Il leader leghista: possiamo arrivarci in cinque anni. La cautela di Meloni. Mentre Berlusconi punta su una «aliquota al 23% per famiglie e imprese»
Si fa presto a dire flat tax, a scriverlo genericamente nel programma di centrodestra e a ipotizzare aliquote più o meno basse. Per Matteo Salvini e Silvio Berlusconi è un classico cavallo di battaglia da campagna elettorale, da citare in ogni intervista e in tutti i comizi. Il primo la vuole al 15% per partite Iva e lavoratori dipendenti, il secondo al 23% per tutti: in comune hanno il punto interrogativo sul come ripianare il buco nelle casse pubbliche causato dal minor gettito fiscale. Non a caso Giorgia Meloni su questo tema è molto più cauta, perché non vorrebbe ritrovarsi tra un paio di mesi a palazzo Chigi costretta alle acrobazie per mantenere la promessa e finanziare la “tassa piatta”. La versione suggerita da Fratelli d’Italia è molto più leggera: una flat tax incrementale (aliquota da definire) solo sull’aumento dei redditi dichiarati da un anno all’altro, quindi quasi a costo zero per lo Stato.
Una prudenza che non appartiene, invece, al leader della Lega: «In questo momento ci sono due milioni di partite Iva che pagano una flat tax al 15%, a me piacerebbe estendere questa tassazione anche ai lavoratori dipendenti – spiega –. Nell’arco di cinque anni si può fare». Forse applicando il regime forfettario entro la stessa fascia di reddito, cioè 65mila euro all’anno, come deciso nel 2018 all’epoca del governo gialloverde. La misura è restata in vigore con il secondo governo Conte, che però si è ben guardato dall’ampliarla, preferendo agire sul cuneo fiscale. Ed è stata ignorata da Mario Draghi, che fin dall’inizio ha insistito sull’importanza della progressività del sistema fiscale e ha sorvolato sulla flat tax anche nell’ultimo discorso in Parlamento prima delle dimissioni, facendo indispettire i leghisti.
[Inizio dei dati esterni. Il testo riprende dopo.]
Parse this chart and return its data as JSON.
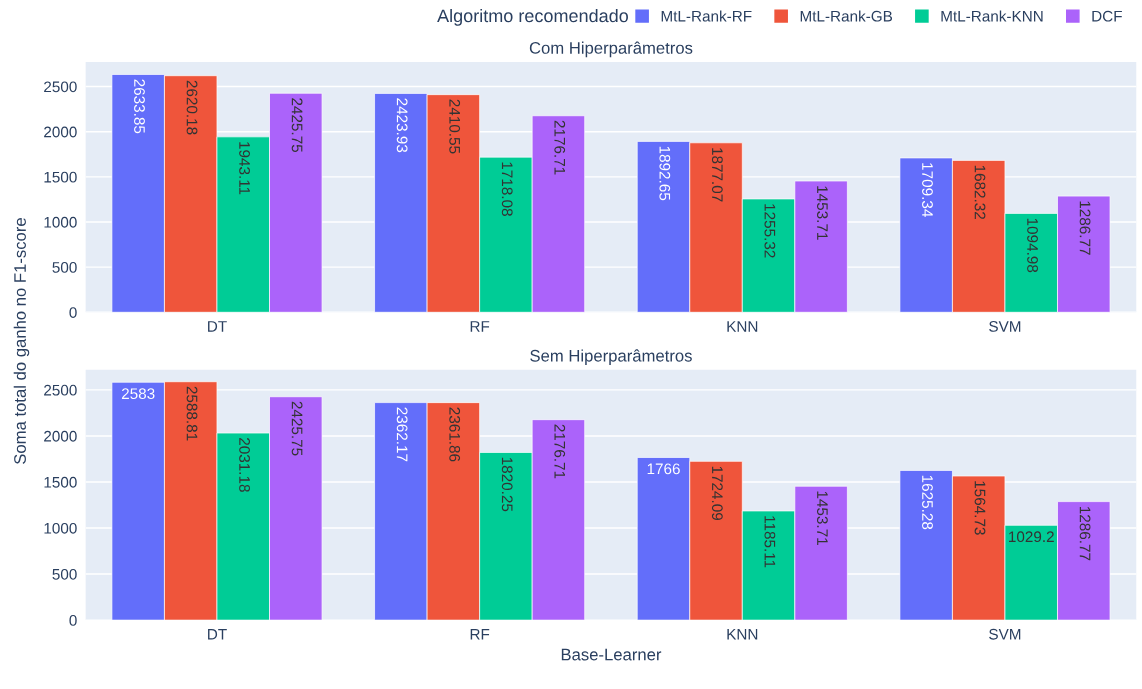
{
  "chart_data": [
    {
      "type": "bar",
      "title": "Com Hiperparâmetros",
      "ylabel": "Soma total do ganho no F1-score",
      "legend_title": "Algoritmo recomendado",
      "legend": "top right",
      "categories": [
        "DT",
        "RF",
        "KNN",
        "SVM"
      ],
      "ylim": [
        0,
        2772
      ],
      "yticks": [
        0,
        500,
        1000,
        1500,
        2000,
        2500
      ],
      "grid": "y",
      "data_labels": true,
      "series": [
        {
          "name": "MtL-Rank-RF",
          "color": "#636efa",
          "values": [
            2633.85,
            2423.93,
            1892.65,
            1709.34
          ]
        },
        {
          "name": "MtL-Rank-GB",
          "color": "#ef553b",
          "values": [
            2620.18,
            2410.55,
            1877.07,
            1682.32
          ]
        },
        {
          "name": "MtL-Rank-KNN",
          "color": "#00cc96",
          "values": [
            1943.11,
            1718.08,
            1255.32,
            1094.98
          ]
        },
        {
          "name": "DCF",
          "color": "#ab63fa",
          "values": [
            2425.75,
            2176.71,
            1453.71,
            1286.77
          ]
        }
      ]
    },
    {
      "type": "bar",
      "title": "Sem Hiperparâmetros",
      "xlabel": "Base-Learner",
      "categories": [
        "DT",
        "RF",
        "KNN",
        "SVM"
      ],
      "ylim": [
        0,
        2718
      ],
      "yticks": [
        0,
        500,
        1000,
        1500,
        2000,
        2500
      ],
      "grid": "y",
      "data_labels": true,
      "series": [
        {
          "color": "#636efa",
          "values": [
            2583,
            2362.17,
            1766,
            1625.28
          ]
        },
        {
          "color": "#ef553b",
          "values": [
            2588.81,
            2361.86,
            1724.09,
            1564.73
          ]
        },
        {
          "color": "#00cc96",
          "values": [
            2031.18,
            1820.25,
            1185.11,
            1029.2
          ]
        },
        {
          "color": "#ab63fa",
          "values": [
            2425.75,
            2176.71,
            1453.71,
            1286.77
          ]
        }
      ]
    }
  ]
}
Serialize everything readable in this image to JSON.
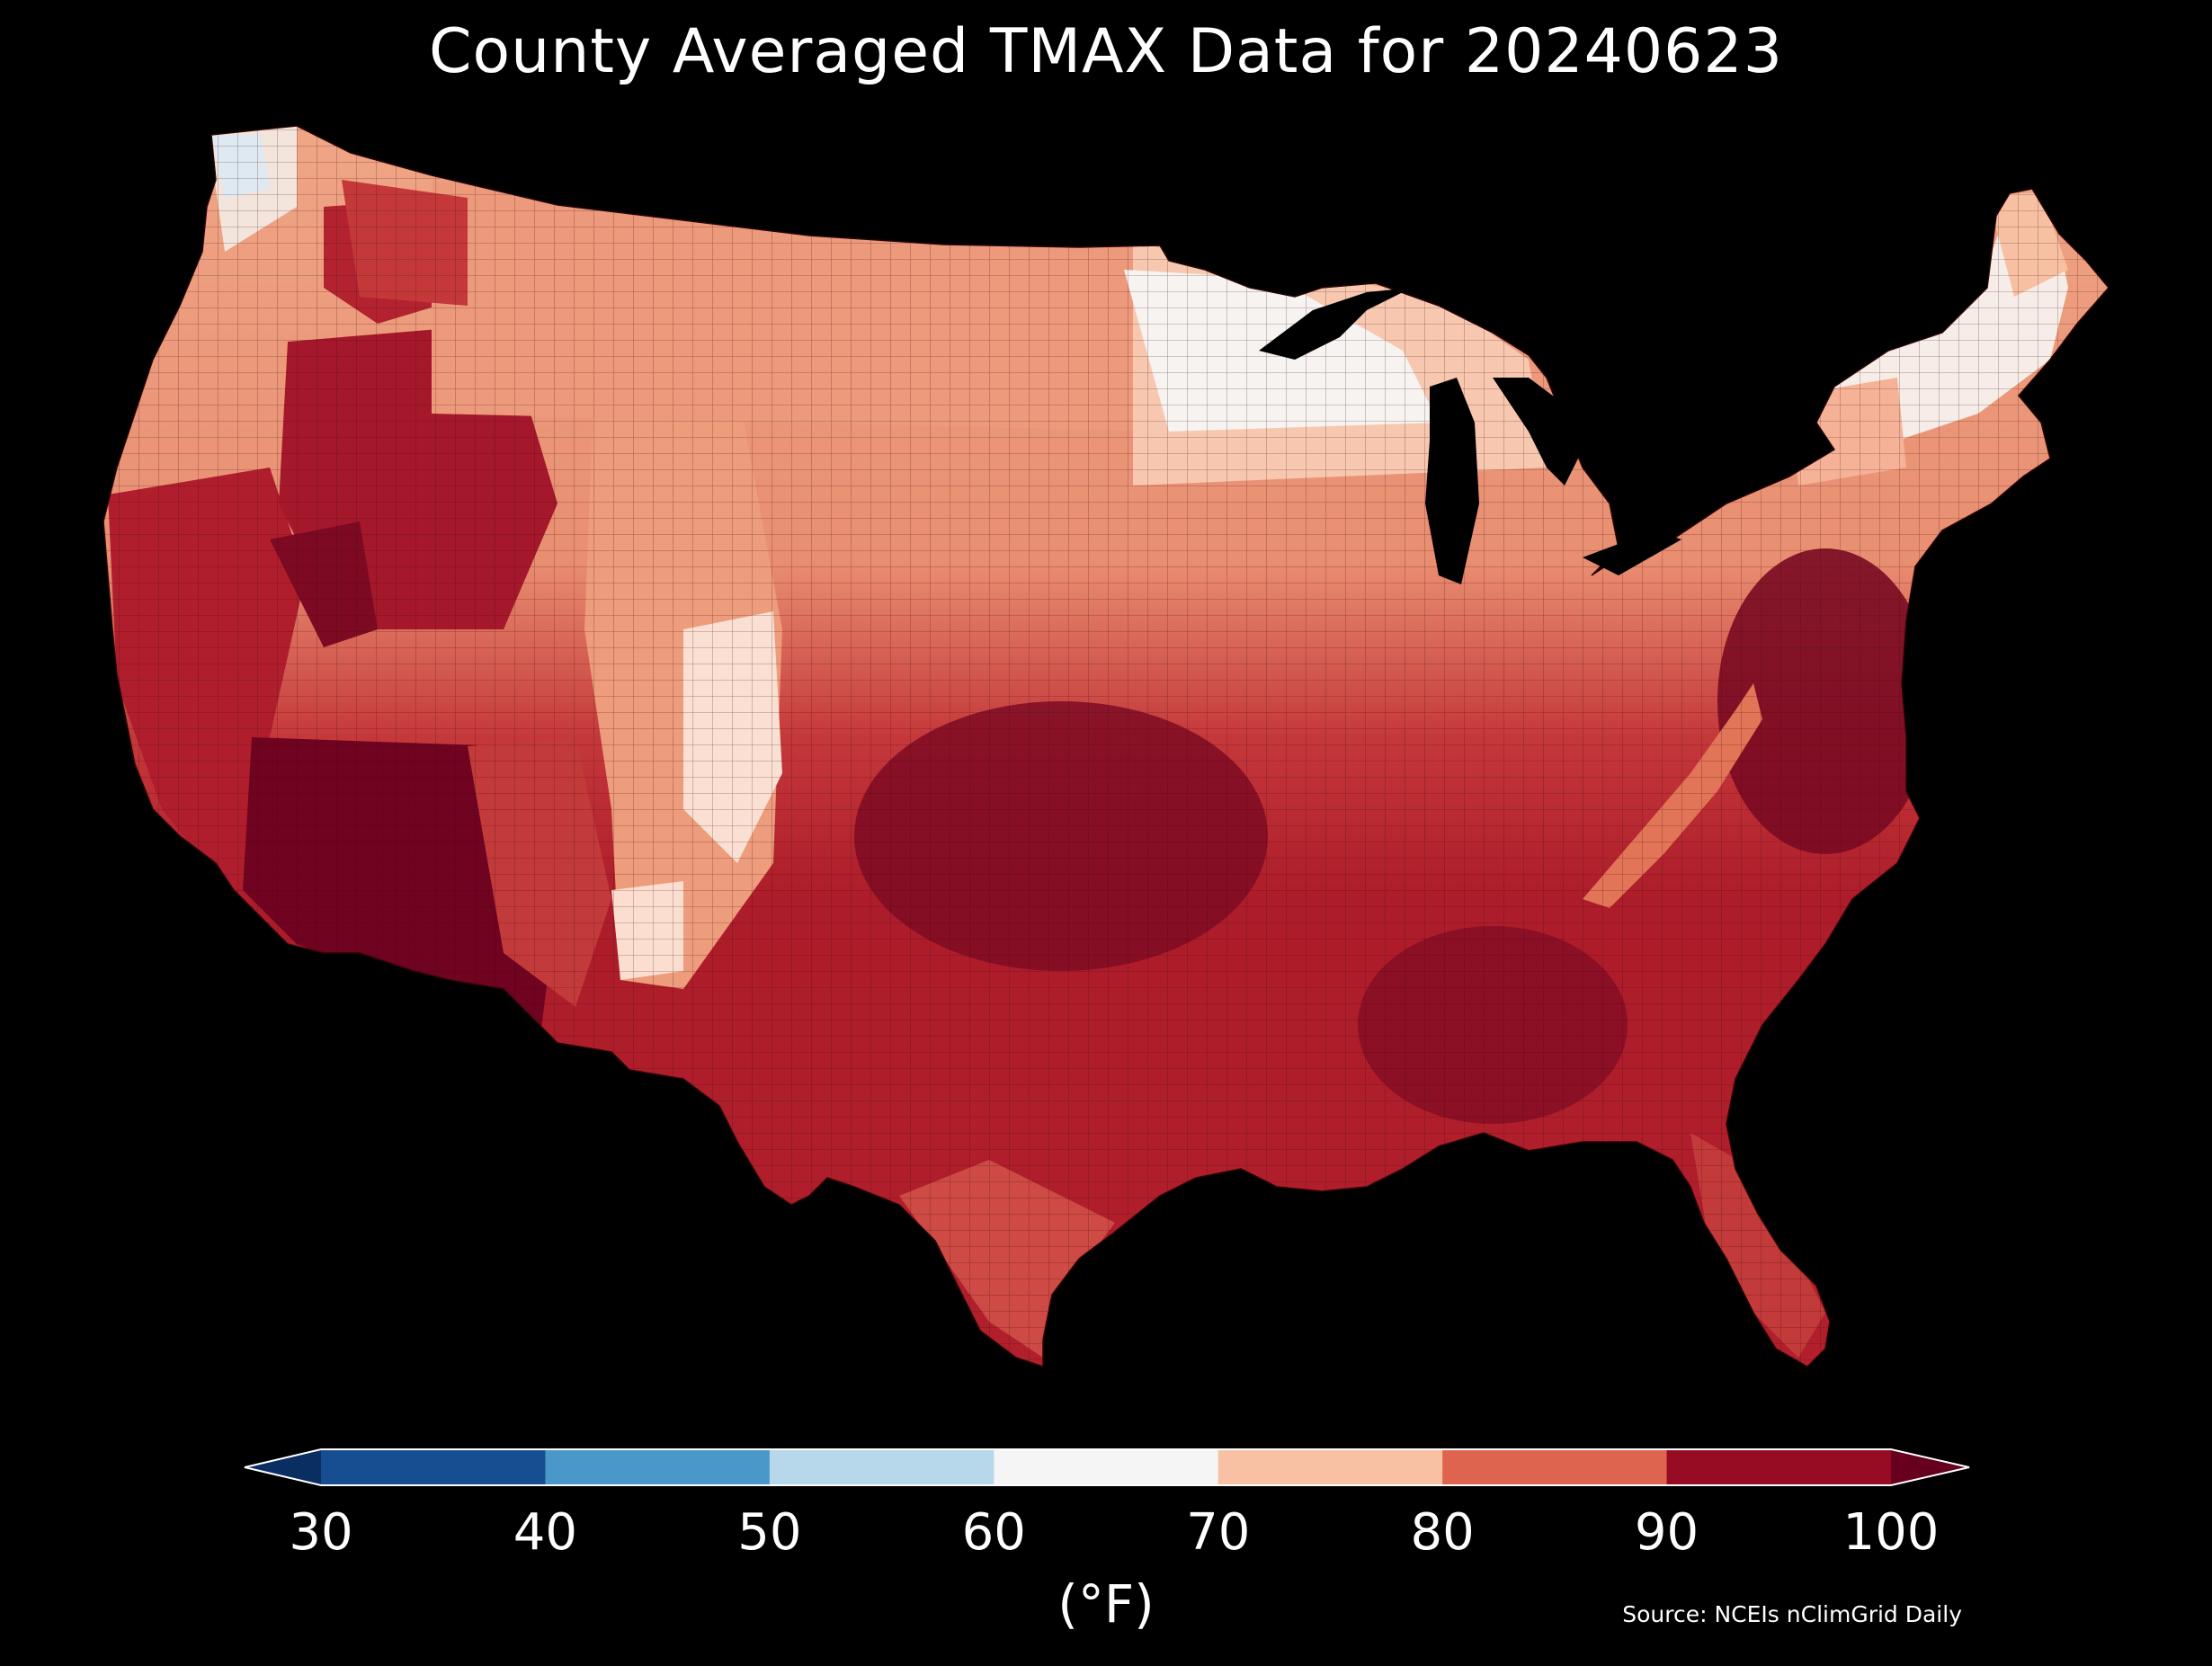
{
  "title": "County Averaged TMAX Data for 20240623",
  "legend": {
    "unit": "(°F)",
    "ticks": [
      "30",
      "40",
      "50",
      "60",
      "70",
      "80",
      "90",
      "100"
    ],
    "bins": [
      {
        "from": 30,
        "to": 40,
        "color": "#174e91"
      },
      {
        "from": 40,
        "to": 50,
        "color": "#4a97c9"
      },
      {
        "from": 50,
        "to": 60,
        "color": "#b7d7ea"
      },
      {
        "from": 60,
        "to": 70,
        "color": "#f5f5f5"
      },
      {
        "from": 70,
        "to": 80,
        "color": "#f9c1a3"
      },
      {
        "from": 80,
        "to": 90,
        "color": "#de6450"
      },
      {
        "from": 90,
        "to": 100,
        "color": "#980c23"
      }
    ],
    "under_color": "#0b2e62",
    "over_color": "#67001f"
  },
  "source": "Source: NCEIs nClimGrid Daily",
  "map": {
    "region": "Contiguous United States counties",
    "background_color": "#000000",
    "county_border_color": "#3a0a0a"
  }
}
Che ora, puntualmente, tornano alla carica. Anche se in Italia ci sono circa 18 milioni di lavoratori dipendenti e non è difficile immaginare il forte impatto sui conti pubblici della proposta di Salvini.
Cinque anni fa il leader della Lega si era affidato ai calcoli dell’allora responsabile economico del partito Armando Siri, che aveva stimato in almeno 50 miliardi di euro il peso dell’operazione, metà dei quali sarebbero stati compensati, a suo avviso, dall’emersione del sommerso. Che è poi la principale scommessa di chi esalta la flat tax: far pagare meno per far pagare (quasi) tutti, aumentando il gettito fiscale in virtù del minor carico che ogni contribuente dovrà sopportare. Non fornisce cifre Carlo Cottarelli, convinto però che «una simile riforma costerebbe moltissimo, diverse decine di miliardi, dato che un'aliquota del 15% è molto bassa - spiega l’economista - Poi tutto dipende da come la riforma verrebbe messa in atto». D’altra parte, anche la proposta di Berlusconi risulterebbe piuttosto faticosa da “digerire” a livello di bilancio: secondo alcune stime, l’aliquota fissa per tutti al 23% costerebbe tra i 20 e i 30 miliardi di euro ogni anno. Dal Partito democratico attaccano su tutta la linea questo specifico punto del programma di centrodestra, perché «chi guadagna poco continuerà a pagare le stesse tasse e chi ha redditi più alti ne pagherà molte di meno - avverte la capogruppo al Senato Simona Malpezzi -. Nel frattempo, ci sarebbero meno risorse per i servizi pubblici essenziali, dalla sanità alla scuola, e nuovo debito a gravare sulle future generazioni». In questo senso, va ricordato che una flat tax così strutturata esiste in una ventina di Paesi nel mondo: alcuni noti paradisi fiscali, ma anche un ampio blocco dell’Est, a cominciare da Russia e Ungheria, più altri un tempo appartenenti all’Unione sovietica. Tutte realtà dove le entrate hanno un’incidenza sul Pil in media inferiore di 10 punti rispetto ai Paesi dell’Europa occidentale, come l’Italia. E dove la spesa pubblica e sociale è molto più bassa.